For a broader overview of when professional recovery is warranted and what the process involves, see our article on recovering data from failed hard drives.

Go directly to Level 3 if you observe any of these

  • Clicking, grinding, or buzzing sound from any drive on power-up
  • Drive not detected in BIOS/UEFI or in lsblk output at all
  • Drive detected but mdadm --examine returns I/O errors rather than superblock data
  • Drive surface temperature rises to abnormal levels within minutes of connection
  • S.M.A.R.T. Reallocated Sector Count (ID 05) in the hundreds, or Spin Retry Count (ID C0) increasing on each power cycle

Do not attempt software recovery on a mechanically failing drive. Each read pass adds wear to already-damaged head surfaces and platters. Power off and contact a lab before attempting any further access.

A double failure in SHR-1 sits at the boundary between software and physical recovery. Where exactly that boundary falls in your case depends on the state of the drives, not on the capabilities of the tools. Two physically intact drives with intact superblocks give software a real path to partial recovery. Two mechanically failed drives go straight to a lab. Most real-world double failures land somewhere between those extremes — which is why assessing drive state before choosing a recovery path matters more here than in any other scenario in this series.

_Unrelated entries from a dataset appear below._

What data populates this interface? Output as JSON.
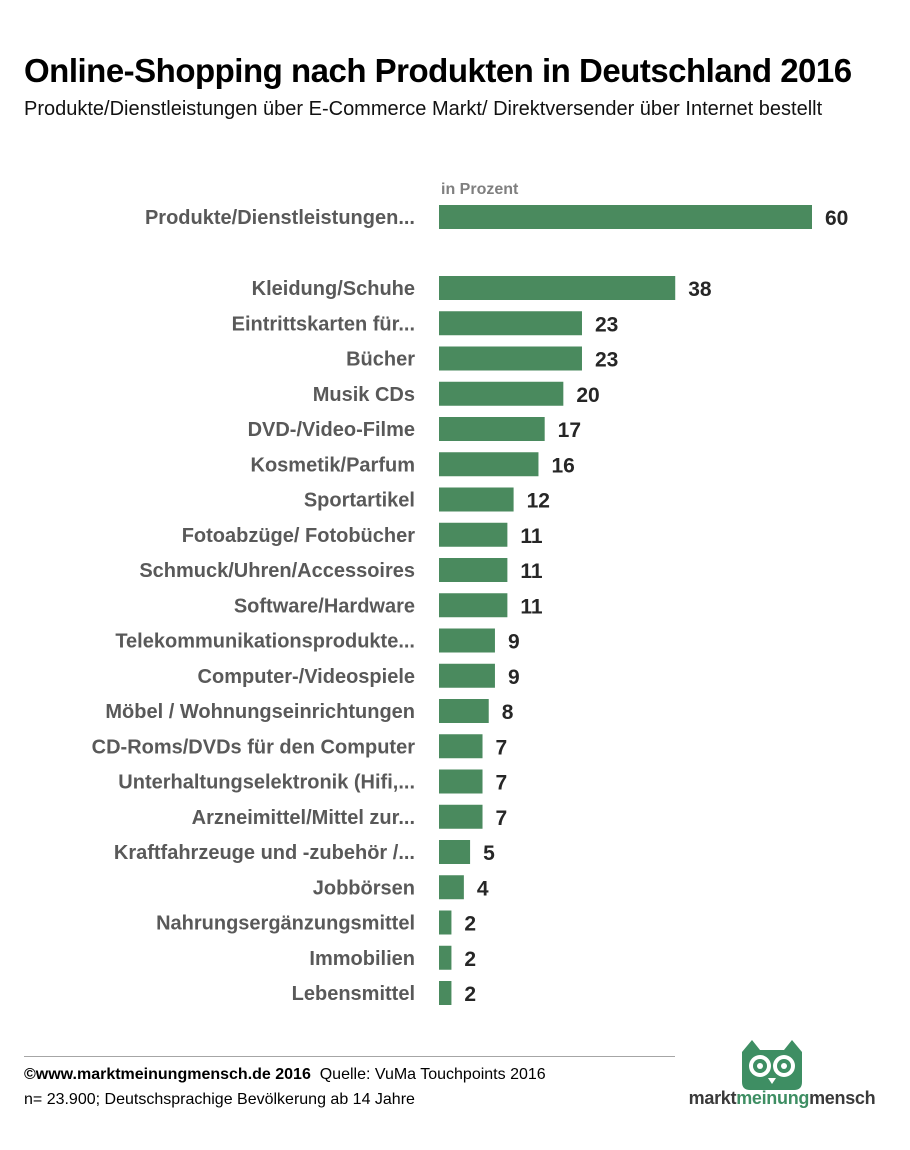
{
  "title": "Online-Shopping nach Produkten in Deutschland 2016",
  "subtitle": "Produkte/Dienstleistungen über E-Commerce Markt/ Direktversender über Internet bestellt",
  "unit_label": "in Prozent",
  "colors": {
    "bar": "#4a8a5e",
    "label": "#595959",
    "value": "#262626",
    "logo_green": "#3e8e63"
  },
  "chart_data": {
    "type": "bar",
    "orientation": "horizontal",
    "categories": [
      "Produkte/Dienstleistungen...",
      "Kleidung/Schuhe",
      "Eintrittskarten für...",
      "Bücher",
      "Musik CDs",
      "DVD-/Video-Filme",
      "Kosmetik/Parfum",
      "Sportartikel",
      "Fotoabzüge/ Fotobücher",
      "Schmuck/Uhren/Accessoires",
      "Software/Hardware",
      "Telekommunikationsprodukte...",
      "Computer-/Videospiele",
      "Möbel / Wohnungseinrichtungen",
      "CD-Roms/DVDs für den Computer",
      "Unterhaltungselektronik (Hifi,...",
      "Arzneimittel/Mittel zur...",
      "Kraftfahrzeuge und -zubehör /...",
      "Jobbörsen",
      "Nahrungsergänzungsmittel",
      "Immobilien",
      "Lebensmittel"
    ],
    "values": [
      60,
      38,
      23,
      23,
      20,
      17,
      16,
      12,
      11,
      11,
      11,
      9,
      9,
      8,
      7,
      7,
      7,
      5,
      4,
      2,
      2,
      2
    ],
    "xlim": [
      0,
      60
    ],
    "unit": "in Prozent",
    "grid": false,
    "legend": "none"
  },
  "footer": {
    "copyright": "©www.marktmeinungmensch.de 2016",
    "source": "Quelle: VuMa Touchpoints 2016",
    "note": "n= 23.900; Deutschsprachige Bevölkerung ab 14 Jahre"
  },
  "logo": {
    "part1": "markt",
    "part2": "meinung",
    "part3": "mensch"
  }
}
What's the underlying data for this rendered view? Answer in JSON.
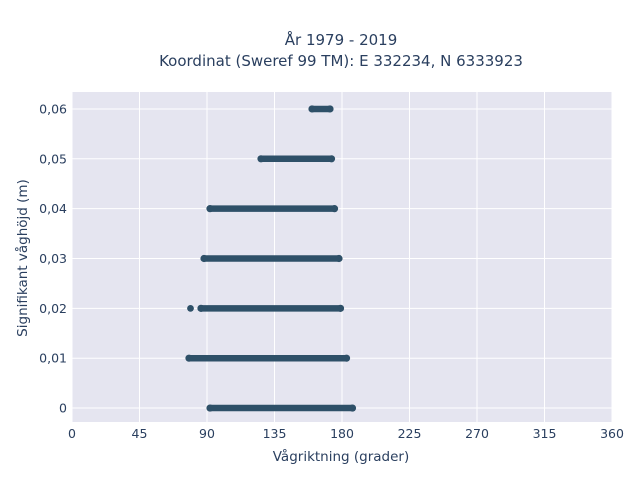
{
  "chart_data": {
    "type": "scatter",
    "title_line1": "År 1979 - 2019",
    "title_line2": "Koordinat (Sweref 99 TM): E 332234, N 6333923",
    "xlabel": "Vågriktning (grader)",
    "ylabel": "Signifikant våghöjd (m)",
    "xlim": [
      0,
      360
    ],
    "ylim": [
      -0.0028,
      0.0634
    ],
    "xticks": [
      0,
      45,
      90,
      135,
      180,
      225,
      270,
      315,
      360
    ],
    "xtick_labels": [
      "0",
      "45",
      "90",
      "135",
      "180",
      "225",
      "270",
      "315",
      "360"
    ],
    "yticks": [
      0,
      0.01,
      0.02,
      0.03,
      0.04,
      0.05,
      0.06
    ],
    "ytick_labels": [
      "0",
      "0,01",
      "0,02",
      "0,03",
      "0,04",
      "0,05",
      "0,06"
    ],
    "grid": true,
    "marker_color": "#2e5068",
    "plot_background": "#e5e5f0",
    "bands": [
      {
        "y": 0.06,
        "x_min": 160,
        "x_max": 172
      },
      {
        "y": 0.05,
        "x_min": 126,
        "x_max": 173
      },
      {
        "y": 0.04,
        "x_min": 92,
        "x_max": 175
      },
      {
        "y": 0.03,
        "x_min": 88,
        "x_max": 178
      },
      {
        "y": 0.02,
        "x_min": 86,
        "x_max": 179
      },
      {
        "y": 0.01,
        "x_min": 78,
        "x_max": 183
      },
      {
        "y": 0,
        "x_min": 92,
        "x_max": 187
      }
    ],
    "outliers": [
      {
        "x": 79,
        "y": 0.02
      }
    ]
  }
}
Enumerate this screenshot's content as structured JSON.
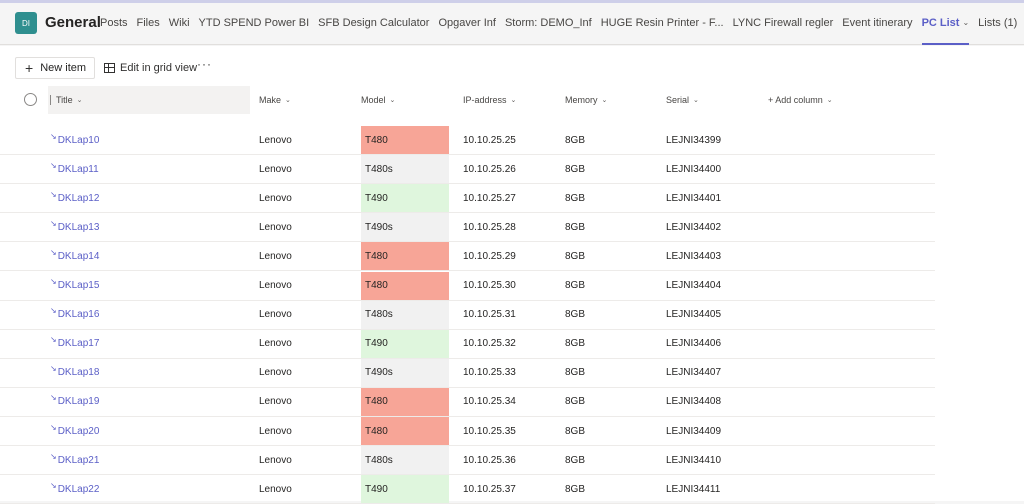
{
  "team": {
    "initials": "DI",
    "channel": "General"
  },
  "tabs": [
    {
      "label": "Posts",
      "active": false,
      "chevron": false
    },
    {
      "label": "Files",
      "active": false,
      "chevron": false
    },
    {
      "label": "Wiki",
      "active": false,
      "chevron": false
    },
    {
      "label": "YTD SPEND Power BI",
      "active": false,
      "chevron": false
    },
    {
      "label": "SFB Design Calculator",
      "active": false,
      "chevron": false
    },
    {
      "label": "Opgaver Inf",
      "active": false,
      "chevron": false
    },
    {
      "label": "Storm: DEMO_Inf",
      "active": false,
      "chevron": false
    },
    {
      "label": "HUGE Resin Printer - F...",
      "active": false,
      "chevron": false
    },
    {
      "label": "LYNC Firewall regler",
      "active": false,
      "chevron": false
    },
    {
      "label": "Event itinerary",
      "active": false,
      "chevron": false
    },
    {
      "label": "PC List",
      "active": true,
      "chevron": true
    },
    {
      "label": "Lists (1)",
      "active": false,
      "chevron": false
    }
  ],
  "toolbar": {
    "new_item": "New item",
    "edit_grid": "Edit in grid view",
    "more": "···"
  },
  "columns": {
    "title": "Title",
    "make": "Make",
    "model": "Model",
    "ip": "IP-address",
    "memory": "Memory",
    "serial": "Serial",
    "add_column": "+ Add column"
  },
  "model_colors": {
    "T480": "#f7a597",
    "T480s": "#f1f1f1",
    "T490": "#dff6dd",
    "T490s": "#f1f1f1"
  },
  "rows": [
    {
      "title": "DKLap10",
      "make": "Lenovo",
      "model": "T480",
      "ip": "10.10.25.25",
      "memory": "8GB",
      "serial": "LEJNI34399"
    },
    {
      "title": "DKLap11",
      "make": "Lenovo",
      "model": "T480s",
      "ip": "10.10.25.26",
      "memory": "8GB",
      "serial": "LEJNI34400"
    },
    {
      "title": "DKLap12",
      "make": "Lenovo",
      "model": "T490",
      "ip": "10.10.25.27",
      "memory": "8GB",
      "serial": "LEJNI34401"
    },
    {
      "title": "DKLap13",
      "make": "Lenovo",
      "model": "T490s",
      "ip": "10.10.25.28",
      "memory": "8GB",
      "serial": "LEJNI34402"
    },
    {
      "title": "DKLap14",
      "make": "Lenovo",
      "model": "T480",
      "ip": "10.10.25.29",
      "memory": "8GB",
      "serial": "LEJNI34403"
    },
    {
      "title": "DKLap15",
      "make": "Lenovo",
      "model": "T480",
      "ip": "10.10.25.30",
      "memory": "8GB",
      "serial": "LEJNI34404"
    },
    {
      "title": "DKLap16",
      "make": "Lenovo",
      "model": "T480s",
      "ip": "10.10.25.31",
      "memory": "8GB",
      "serial": "LEJNI34405"
    },
    {
      "title": "DKLap17",
      "make": "Lenovo",
      "model": "T490",
      "ip": "10.10.25.32",
      "memory": "8GB",
      "serial": "LEJNI34406"
    },
    {
      "title": "DKLap18",
      "make": "Lenovo",
      "model": "T490s",
      "ip": "10.10.25.33",
      "memory": "8GB",
      "serial": "LEJNI34407"
    },
    {
      "title": "DKLap19",
      "make": "Lenovo",
      "model": "T480",
      "ip": "10.10.25.34",
      "memory": "8GB",
      "serial": "LEJNI34408"
    },
    {
      "title": "DKLap20",
      "make": "Lenovo",
      "model": "T480",
      "ip": "10.10.25.35",
      "memory": "8GB",
      "serial": "LEJNI34409"
    },
    {
      "title": "DKLap21",
      "make": "Lenovo",
      "model": "T480s",
      "ip": "10.10.25.36",
      "memory": "8GB",
      "serial": "LEJNI34410"
    },
    {
      "title": "DKLap22",
      "make": "Lenovo",
      "model": "T490",
      "ip": "10.10.25.37",
      "memory": "8GB",
      "serial": "LEJNI34411"
    }
  ]
}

Frequently Asked Questions

DSM's message is accurate in one specific sense: the array cannot be rebuilt to a fully consistent state through DSM's own storage manager. That is not the same as saying individual files are unrecoverable. DSM has no mechanism for partial RAID reconstruction or selective file extraction from a degraded volume — it treats recovery as all-or-nothing at the storage pool level. Software tools like RS RAID Retrieve operate at a lower level, working directly with the mdadm superblocks and LVM metadata to extract files from stripes that are not affected by both failures simultaneously. For a double failure where both drives are physically readable, meaningful partial recovery is often achievable even when DSM reports the situation as unrecoverable.
Image it first. A drive with bad sectors will produce read errors during the recovery scan, which can cause software to skip sectors, misalign stripe reconstruction, or stall entirely. ddrescue or RS RAID Retrieve's built-in imaging function will make multiple passes over problematic sectors, extracting as much data as possible, and produce a complete sector map showing which areas could not be read. The recovery scan then runs against the image — a static file — rather than the degrading physical drive, which protects against the drive deteriorating further during the hours-long scan operation. On a drive with bad sectors in an already-compromised RAID, this distinction matters.
Start fresh with new drives, and consider upgrading to SHR-2 if your NAS model supports it and you have four or more bays. The surviving drives in a double-failure scenario have been under sustained stress — running degraded with zero redundancy for some period, then subjected to the read load of recovery. Their S.M.A.R.T. data will tell you their actual condition, but even drives that pass S.M.A.R.T. checks have accumulated wear. Rebuilding a new array on the same hardware that just experienced a catastrophic failure is a risk that is difficult to justify when drives are the cheapest component in the system. For guidance on choosing the right RAID level for your use case, see our article on best RAID configurations for NAS.
Yes — this is the standard workflow when physical and logical recovery are combined. The lab produces sector-level images of each drive, delivering them as image files. RS RAID Retrieve can then work from these images exactly as it would from physically connected drives: it reads the mdadm superblocks from the images, reconstructs the SHR array configuration in RAID Constructor if needed, activates the LVM volume group, and presents the Btrfs or ext4 filesystem for recovery. The double-failure parity limitation still applies — stripes involving both failed drives are still unrecoverable — but everything else is accessible. The advantage of lab images is that they often recover sectors that were unreadable due to surface damage, which can meaningfully increase the proportion of recoverable files compared to working directly with a damaged drive.